En revanche, si le patient souffre toujours d’une dépression récente ou chronique malgré un traitement, il faut l’analyser et le remettre en question, puis essayer d’autres traitements capables d’améliorer les résultats.

Le diagnostic de la dépression

Selon les manuels diagnostiques CIM 10 ou DSM V, le diagnostic de la dépression s’appuie sur la reconnaissance de 5 symptômes parmi 9 :

  • une humeur dépressive,
  • une diminution de l’intérêt pour les activités et la disparition du plaisir pour les activités agréables,
  • une modification de l’appétit alimentaire et du poids,
  • des troubles du sommeil,
  • un ralentissement psychomoteur ou une agitation,
  • de la fatigue,
  • un sentiment de dévalorisation,
  • des difficultés d’attention ou de concentration,
  • des idées noires.

Ce diagnostic est très restrictif et ne prend pas en compte les causes. Or la clé de la problématique de la dépression réside dans l’identification correcte des causes et de leur nature. C’est comme si le diagnostic d’un problème de voiture devrait se résumer à un simple constat établissant que la voiture est en panne, alors que le diagnostic correct doit trouver la cause de la panne.
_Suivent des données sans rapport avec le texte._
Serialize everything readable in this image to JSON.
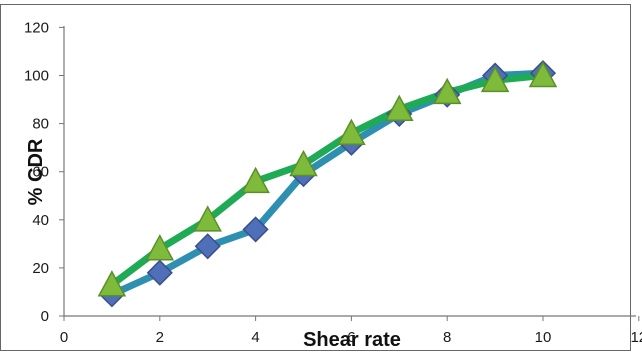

Nul besoin de cette liste de 9 manifestations pour reconnaître une personne en dépression, tandis que la compréhension des mécanismes et des causes de la dépression reste la priorité.

La psychiatrie actuelle ne bénéficie pas d’un modèle utile et capable d’explique d’une manière simple les mécanismes de la dépression, pour identifier correctement ses causes de la dépression.

Donc il faut explorer, analyser et décomposer toutes les causes possibles de la dépression pour établir ses origines. Par exemple, les dépressions mixtes ont une causalité mixte avec une ou plusieurs causes psychologiques et une ou plusieurs causes biologiques, sans parler de la personnalité.

Ainsi, la dépression de chaque patient reste unique, malgré le fait d’avoir la même présentation, mais des causes différentes.

Pour traiter efficacement chaque dépression, il faut identifier correctement les causes pour que le traitement soit adapté et spécifique aux causes.

En conclusion, dans le diagnostic de la dépression, il faut déterminer si la dépression est psychologique, si elle est due à la personnalité, si elle est uniquement biologique ou si elle est bien mixte.

C’est une erreur de traiter toutes les dépressions avec le même traitement (psychothérapie et/ou un antidépresseur).